PostgreSQL Parallel Sequence Scan was committed into the git master a couple weeks ago, and initial tests have been promising.
So far, the parallel functionality is only very limited, just sequence scans, but that's still enough to test out against basic PostGIS functions.
- Compiled PostgreSQL from the master mirror at GitHub
- Compiled the PostGIS from SVN trunk
- Loaded my favourite collection of BC voting areas, then duplicated them 100 times to create a table of 800K polygons
pramsey=# select count(*) from vabig ; count -------- 816700 (1 row) Time: 434.291 ms
In order to avoid problems with functions that have side effects, the parallel query support requires that functions that can be parallelized be declared
PARALLEL SAFE. So I have to re-declare some PostGIS functions.
CREATE OR REPLACE FUNCTION ST_Area(geometry) RETURNS FLOAT8 AS '$libdir/postgis-2.3','area' LANGUAGE 'c' IMMUTABLE STRICT PARALLEL SAFE;
Then, in order to get parallel behaviour, the
max_parallel_degree variable has to be set to a non-zero value. The variable controls roughly how many CPUs will be working on a given statement, and defaults to zero, disabling parallel query support.
set max_parallel_degree = 0;
Now we can run test queries, increasing the parallelism each time. Here's the baseline query:
pramsey=# set max_parallel_degree = 0; pramsey=# select count(gid) from vabig where st_area(geom) > 4000000000; count ------- 5500 (1 row) Time: 2316.670 ms
I increased the
max_parallel_degree and re-ran the query each time:
Testing on a dual-core laptop, the first surprise is that the first
max_parallel_degree halves the time. Perhaps the number of workers is in addition to the parent process, so at that point both CPUs are hot. As further workers are added, the overhead of setting up the parallel process seems to swamp any gains from adding help, though things do keep getting a little better.

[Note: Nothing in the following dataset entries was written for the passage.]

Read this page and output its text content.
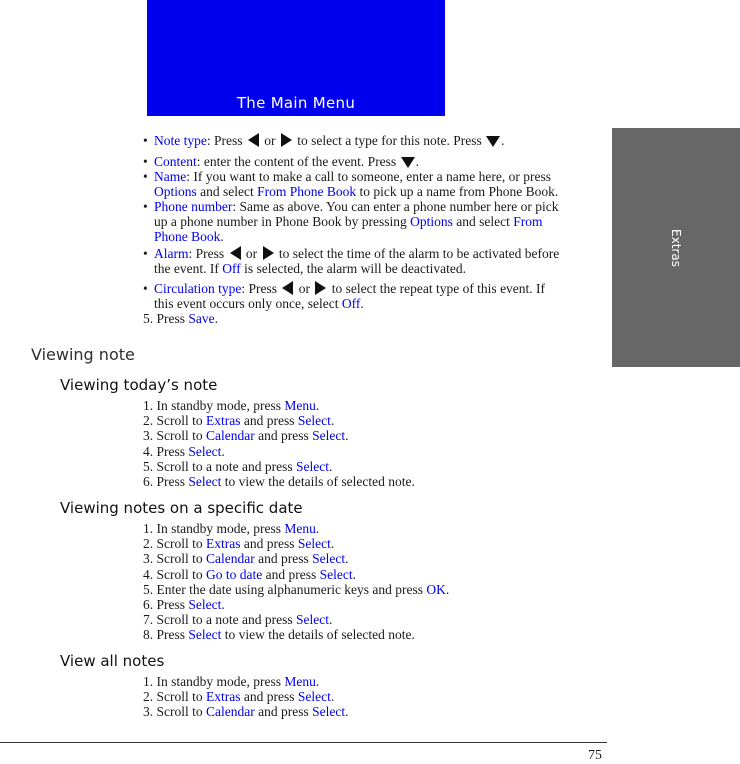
The Main Menu
Extras
• Note type: Press or to select a type for this note. Press .
• Content: enter the content of the event. Press .
• Name: If you want to make a call to someone, enter a name here, or press
Options and select From Phone Book to pick up a name from Phone Book.
• Phone number: Same as above. You can enter a phone number here or pick
up a phone number in Phone Book by pressing Options and select From
Phone Book.
• Alarm: Press or to select the time of the alarm to be activated before
the event. If Off is selected, the alarm will be deactivated.
• Circulation type: Press or to select the repeat type of this event. If
this event occurs only once, select Off.
5. Press Save.
Viewing note
Viewing today’s note
1. In standby mode, press Menu.
2. Scroll to Extras and press Select.
3. Scroll to Calendar and press Select.
4. Press Select.
5. Scroll to a note and press Select.
6. Press Select to view the details of selected note.
Viewing notes on a specific date
1. In standby mode, press Menu.
2. Scroll to Extras and press Select.
3. Scroll to Calendar and press Select.
4. Scroll to Go to date and press Select.
5. Enter the date using alphanumeric keys and press OK.
6. Press Select.
7. Scroll to a note and press Select.
8. Press Select to view the details of selected note.
View all notes
1. In standby mode, press Menu.
2. Scroll to Extras and press Select.
3. Scroll to Calendar and press Select.
75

Once again, in order to get parallel behaviour, re-defining the function as "safe" is the first thing to do.
CREATE OR REPLACE FUNCTION ST_Buffer(geometry,float8) RETURNS geometry AS '$libdir/postgis-2.3','buffer' LANGUAGE 'c' IMMUTABLE STRICT COST 1000 PARALLEL SAFE;
This time the test query uses buffer and area:
pramsey=# set max_parallel_degree = 0; pramsey=# select count(gid) from vasm where st_area(st_buffer(geom,50)) > 4000000000; count ------- 550 (1 row) Time: 13328.808 ms
The full test still shows good performance improvements:
This is a much heavier calculation than the area, but still shows basically the same progression, with a little surprising extra boost as more concurrency over the number of cores are added. So, using PostGIS functions in filters on sequence scans, we get pretty good gains, using all cores.
The developers have been clear that this work is mostly about putting the framework in place, and that the real gains won't happen until other enhancements have been added, and that's easy to demonstrate.

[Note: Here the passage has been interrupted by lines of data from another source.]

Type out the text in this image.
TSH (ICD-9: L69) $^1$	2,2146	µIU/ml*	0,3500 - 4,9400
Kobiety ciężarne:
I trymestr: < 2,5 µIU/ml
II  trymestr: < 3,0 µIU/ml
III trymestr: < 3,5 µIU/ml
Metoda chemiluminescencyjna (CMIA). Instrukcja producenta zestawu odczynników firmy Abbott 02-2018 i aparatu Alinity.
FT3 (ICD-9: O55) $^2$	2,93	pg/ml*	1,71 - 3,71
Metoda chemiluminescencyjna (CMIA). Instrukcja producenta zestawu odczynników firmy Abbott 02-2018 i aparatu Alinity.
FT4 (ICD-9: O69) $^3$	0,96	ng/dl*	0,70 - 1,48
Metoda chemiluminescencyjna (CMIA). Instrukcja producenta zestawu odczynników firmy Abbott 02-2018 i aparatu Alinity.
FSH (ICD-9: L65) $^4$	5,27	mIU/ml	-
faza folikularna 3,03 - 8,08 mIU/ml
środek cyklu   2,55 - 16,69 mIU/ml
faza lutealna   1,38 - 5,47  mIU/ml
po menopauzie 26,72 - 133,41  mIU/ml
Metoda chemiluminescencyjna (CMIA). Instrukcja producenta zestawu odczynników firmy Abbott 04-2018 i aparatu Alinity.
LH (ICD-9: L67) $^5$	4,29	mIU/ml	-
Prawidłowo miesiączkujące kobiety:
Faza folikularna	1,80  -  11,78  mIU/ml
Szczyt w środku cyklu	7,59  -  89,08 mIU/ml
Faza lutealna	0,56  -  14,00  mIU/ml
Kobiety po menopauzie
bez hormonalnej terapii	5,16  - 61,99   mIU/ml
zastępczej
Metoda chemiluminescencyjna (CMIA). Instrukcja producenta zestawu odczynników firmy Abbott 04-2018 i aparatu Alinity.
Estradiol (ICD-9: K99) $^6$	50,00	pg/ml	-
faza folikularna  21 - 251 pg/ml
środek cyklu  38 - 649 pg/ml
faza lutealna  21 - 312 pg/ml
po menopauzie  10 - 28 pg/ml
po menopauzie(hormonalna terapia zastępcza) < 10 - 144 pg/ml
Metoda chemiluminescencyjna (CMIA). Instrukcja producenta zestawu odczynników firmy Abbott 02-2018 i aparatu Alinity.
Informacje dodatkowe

max_parallel_degree set to four:
pramsey=# select sum(st_area(geom)) from vabig ; sum ----------------- 106999981737570 (1 row) Time: 7919.843 ms pramsey=# select count(gid) from vabig where st_area(geom) > 0; count -------- 816700 (1 row) Time: 1859.687 ms
The amount of work being done is basically the same: calculate the area of every polygon in the table. But it's only being parallelized when the work is part of the filter, not when it's part of the result.
Eventually, operations like parallel aggregates and parallel joins will become available and things will really cook, but for now it's very exciting to see our first parallel queries running in PostgreSQL!